Unfortunately we can’t produce a wheat kernel the size of an apple. So while correcting an N or S deficiency now, as the crop is approaching or at heading, can have some potential to preserve potential yield or increase yield by maximizing the size and number of potential kernels harvested, the extent of that response is limited since the maximum number of heads and kernels per head was determined several weeks ago.
Leaf burn considerations
The potential for leaf burn is an important consideration with late applications of N. Traditional broadcast applications of 28% liquid N with flood or flat fan nozzles can cause foliar burn to the flag leaf, especially at high air temperatures. Leaf burn is a serious concern when it occurs on the upper leaves, since the wheat relies on these leaves for grain fill.
Once the head begins to emerge, the risk of injury from leaf burn from broadcast UAN far exceeds any potential response to additional fertilizer, even if the wheat is N deficient. At that stage of growth, a foliar N product is much safer to the crop.

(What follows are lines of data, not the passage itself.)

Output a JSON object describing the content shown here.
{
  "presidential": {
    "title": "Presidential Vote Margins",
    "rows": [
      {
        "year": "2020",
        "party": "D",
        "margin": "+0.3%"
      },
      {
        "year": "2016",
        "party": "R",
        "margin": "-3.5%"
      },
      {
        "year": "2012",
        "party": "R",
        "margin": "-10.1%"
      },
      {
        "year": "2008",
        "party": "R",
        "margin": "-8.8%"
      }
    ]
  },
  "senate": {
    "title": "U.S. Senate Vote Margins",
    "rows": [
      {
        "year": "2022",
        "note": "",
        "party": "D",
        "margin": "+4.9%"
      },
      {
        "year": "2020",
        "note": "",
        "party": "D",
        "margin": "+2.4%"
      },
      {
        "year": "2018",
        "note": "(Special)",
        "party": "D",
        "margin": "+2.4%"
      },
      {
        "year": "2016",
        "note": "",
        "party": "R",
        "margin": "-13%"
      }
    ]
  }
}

To reduce the potential for leaf burn, there are alternative ways to apply traditional liquid N sources other than the standard spray nozzle. Streamer bars, a 10- to 15-inch long plastic bar which can be used with traditional spray booms in place of the nozzle, provide a solid stream of liquid fertilizer spaced every 5-6 inches. These streams of liquid greatly reduce foliar burn as compared to complete foliage coverage with standard flat fan spray nozzle. Broadcast granular urea also produces limited leaf burn as compared to sprayed UAN.
Foliar nitrogen products
Various foliar nitrogen (N) fertilizer products are available. These products range in analysis and can include straight nitrogen products or mixtures of N plus other macro and micro nutrients. The straight nitrogen products will typically have an analysis similar to traditional liquid N fertilizers, such as 25 to 30 percent N.
One of the main differences between traditional UAN and the foliar products is that a certain percentage of the N in the foliar fertilizers is commonly in some type of slow-release form. As a result, these specialty products are generally safer for application directly to the foliage in later stages of growth and result in less leaf burn than traditional UAN products.